Harrison “Jack” Schmidt — the skipping, singing hammer thrower — was a real ham. He walked on the moon for about seven hours in 1971 and seemed to have a blast while doing it. Here is is showing some fancy footwork with an unlikely soccer ball — a lunar boulder.
“Space Oddity” it ain’t, but still a decent tune…
Chris Hadfield isn’t the first astronaut to strum a guitar and sing a song while floating in a most peculiar way. Upon learning that his return to earth from the International Space Station might be delayed by up to two months, NASA spaceman Ron Garan performed a ditty called Space Station blues:
“Got those space station blues, don’t know what I’m going to do. Just got a call on the phone, they say we ain’t goin’ home.”
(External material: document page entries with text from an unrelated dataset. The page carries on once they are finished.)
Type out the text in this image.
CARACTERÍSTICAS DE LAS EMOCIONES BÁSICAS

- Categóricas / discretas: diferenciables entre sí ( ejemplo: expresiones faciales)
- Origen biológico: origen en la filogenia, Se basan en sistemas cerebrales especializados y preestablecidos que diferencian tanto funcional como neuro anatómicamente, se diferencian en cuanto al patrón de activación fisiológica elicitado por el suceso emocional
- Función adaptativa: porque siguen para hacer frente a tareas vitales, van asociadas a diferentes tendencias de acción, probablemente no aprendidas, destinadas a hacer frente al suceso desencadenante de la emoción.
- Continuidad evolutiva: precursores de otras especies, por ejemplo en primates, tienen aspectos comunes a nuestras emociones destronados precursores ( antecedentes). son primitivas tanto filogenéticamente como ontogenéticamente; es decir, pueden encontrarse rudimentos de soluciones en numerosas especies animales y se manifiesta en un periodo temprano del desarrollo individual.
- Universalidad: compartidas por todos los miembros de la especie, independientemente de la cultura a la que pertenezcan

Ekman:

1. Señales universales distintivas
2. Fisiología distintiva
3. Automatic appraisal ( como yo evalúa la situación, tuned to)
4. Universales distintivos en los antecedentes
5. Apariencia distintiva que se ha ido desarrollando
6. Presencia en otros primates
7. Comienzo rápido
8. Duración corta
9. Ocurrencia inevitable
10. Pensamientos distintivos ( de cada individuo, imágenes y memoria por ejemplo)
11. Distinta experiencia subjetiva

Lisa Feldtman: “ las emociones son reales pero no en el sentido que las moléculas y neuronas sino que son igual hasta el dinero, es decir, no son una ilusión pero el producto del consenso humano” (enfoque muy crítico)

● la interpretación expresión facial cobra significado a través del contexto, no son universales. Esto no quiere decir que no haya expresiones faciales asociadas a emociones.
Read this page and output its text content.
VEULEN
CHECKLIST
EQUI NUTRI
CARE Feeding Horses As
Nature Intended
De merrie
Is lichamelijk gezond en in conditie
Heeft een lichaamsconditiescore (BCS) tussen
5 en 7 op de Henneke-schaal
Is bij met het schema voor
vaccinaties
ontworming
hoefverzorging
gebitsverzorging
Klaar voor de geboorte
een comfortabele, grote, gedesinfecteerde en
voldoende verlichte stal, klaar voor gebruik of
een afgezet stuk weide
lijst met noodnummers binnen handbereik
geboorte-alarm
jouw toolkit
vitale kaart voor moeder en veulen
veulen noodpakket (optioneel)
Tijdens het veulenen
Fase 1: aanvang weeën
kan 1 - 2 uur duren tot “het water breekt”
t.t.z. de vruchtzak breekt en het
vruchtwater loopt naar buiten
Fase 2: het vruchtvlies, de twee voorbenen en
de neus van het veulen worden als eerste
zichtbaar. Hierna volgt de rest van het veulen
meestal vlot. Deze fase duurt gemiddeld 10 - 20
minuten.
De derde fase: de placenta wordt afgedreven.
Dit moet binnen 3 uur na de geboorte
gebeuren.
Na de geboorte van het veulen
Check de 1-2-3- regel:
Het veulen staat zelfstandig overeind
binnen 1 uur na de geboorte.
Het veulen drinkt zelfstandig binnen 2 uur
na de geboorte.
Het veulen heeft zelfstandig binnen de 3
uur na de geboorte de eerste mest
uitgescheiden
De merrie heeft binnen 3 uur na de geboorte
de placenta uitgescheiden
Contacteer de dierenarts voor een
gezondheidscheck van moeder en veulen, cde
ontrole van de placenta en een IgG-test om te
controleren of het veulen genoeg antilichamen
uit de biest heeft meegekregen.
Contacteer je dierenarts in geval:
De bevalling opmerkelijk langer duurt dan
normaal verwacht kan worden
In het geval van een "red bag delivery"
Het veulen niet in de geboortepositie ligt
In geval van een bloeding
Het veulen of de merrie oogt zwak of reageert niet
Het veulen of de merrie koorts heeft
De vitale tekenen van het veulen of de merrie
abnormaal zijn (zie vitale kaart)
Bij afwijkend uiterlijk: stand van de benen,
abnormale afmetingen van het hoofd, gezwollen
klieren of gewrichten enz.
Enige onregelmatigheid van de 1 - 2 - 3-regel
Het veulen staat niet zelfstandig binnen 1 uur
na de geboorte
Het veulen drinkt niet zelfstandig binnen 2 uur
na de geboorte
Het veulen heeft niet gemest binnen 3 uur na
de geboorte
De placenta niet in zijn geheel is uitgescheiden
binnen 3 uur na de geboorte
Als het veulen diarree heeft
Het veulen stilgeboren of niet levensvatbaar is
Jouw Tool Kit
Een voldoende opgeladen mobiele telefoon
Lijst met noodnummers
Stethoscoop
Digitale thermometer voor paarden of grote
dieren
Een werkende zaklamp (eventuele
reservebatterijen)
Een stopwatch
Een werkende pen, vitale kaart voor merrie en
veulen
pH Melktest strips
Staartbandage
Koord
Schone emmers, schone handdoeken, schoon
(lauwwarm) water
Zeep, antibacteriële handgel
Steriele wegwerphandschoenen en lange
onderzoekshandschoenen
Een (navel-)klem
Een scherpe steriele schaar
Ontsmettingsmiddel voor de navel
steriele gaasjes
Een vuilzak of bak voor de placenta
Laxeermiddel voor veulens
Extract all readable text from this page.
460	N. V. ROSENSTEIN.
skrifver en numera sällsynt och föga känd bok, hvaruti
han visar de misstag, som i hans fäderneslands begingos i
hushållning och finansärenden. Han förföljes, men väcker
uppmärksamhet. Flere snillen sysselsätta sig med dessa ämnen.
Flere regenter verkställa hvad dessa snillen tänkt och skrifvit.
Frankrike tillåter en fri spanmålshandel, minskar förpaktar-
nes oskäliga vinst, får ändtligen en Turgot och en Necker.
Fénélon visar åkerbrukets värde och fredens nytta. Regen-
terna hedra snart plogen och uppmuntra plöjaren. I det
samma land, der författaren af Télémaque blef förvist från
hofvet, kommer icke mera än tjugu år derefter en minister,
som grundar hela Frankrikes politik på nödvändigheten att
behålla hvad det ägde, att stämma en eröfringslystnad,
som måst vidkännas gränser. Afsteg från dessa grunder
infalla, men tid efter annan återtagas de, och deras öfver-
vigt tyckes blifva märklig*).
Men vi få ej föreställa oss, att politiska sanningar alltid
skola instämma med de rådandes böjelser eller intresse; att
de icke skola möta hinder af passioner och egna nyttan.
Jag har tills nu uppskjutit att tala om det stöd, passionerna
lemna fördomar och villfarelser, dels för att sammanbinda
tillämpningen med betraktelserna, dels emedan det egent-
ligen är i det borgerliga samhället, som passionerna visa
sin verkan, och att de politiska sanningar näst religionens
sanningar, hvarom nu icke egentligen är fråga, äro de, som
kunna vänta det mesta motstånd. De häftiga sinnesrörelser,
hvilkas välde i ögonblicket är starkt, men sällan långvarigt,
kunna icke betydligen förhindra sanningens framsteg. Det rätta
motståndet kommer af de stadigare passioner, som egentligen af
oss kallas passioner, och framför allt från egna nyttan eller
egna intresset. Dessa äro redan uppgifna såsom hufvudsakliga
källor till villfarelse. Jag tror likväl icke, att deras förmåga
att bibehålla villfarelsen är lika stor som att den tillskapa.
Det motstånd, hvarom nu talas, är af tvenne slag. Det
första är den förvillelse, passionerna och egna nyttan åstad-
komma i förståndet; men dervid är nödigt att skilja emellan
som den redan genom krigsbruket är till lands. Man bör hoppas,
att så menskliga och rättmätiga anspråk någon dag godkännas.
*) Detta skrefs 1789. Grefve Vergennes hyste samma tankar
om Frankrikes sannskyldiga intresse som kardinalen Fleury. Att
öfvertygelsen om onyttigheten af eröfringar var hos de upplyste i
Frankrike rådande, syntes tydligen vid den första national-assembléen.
Heartbreaking, right? Well, he and the rest of the crew seemed to take the news in stride.
Hey, YOU try walking around in a bulky spacesuit on another celestial object with reduced gravity. It ain’t easy.
Yo-yo mastery in space
The appeal of the yo-yo on earth is that it rises upward after being hurled downward, as if in defiance of gravity. It turns out, though, that yo-yos are still pretty fascinating — perhaps even more so — when there’s no gravity to defy. During his time on the International Space Station, NASA astronaut Don Pettit capitalized on his zero-gravity environs to demonstrate some cool science factoids with a yo-yo. And he seemed to take great pride in his exclusive rights to the trickery: “Because I’m in space and I can, I get to name these yo-yo tricks as I invent them.” Nyah-nyah.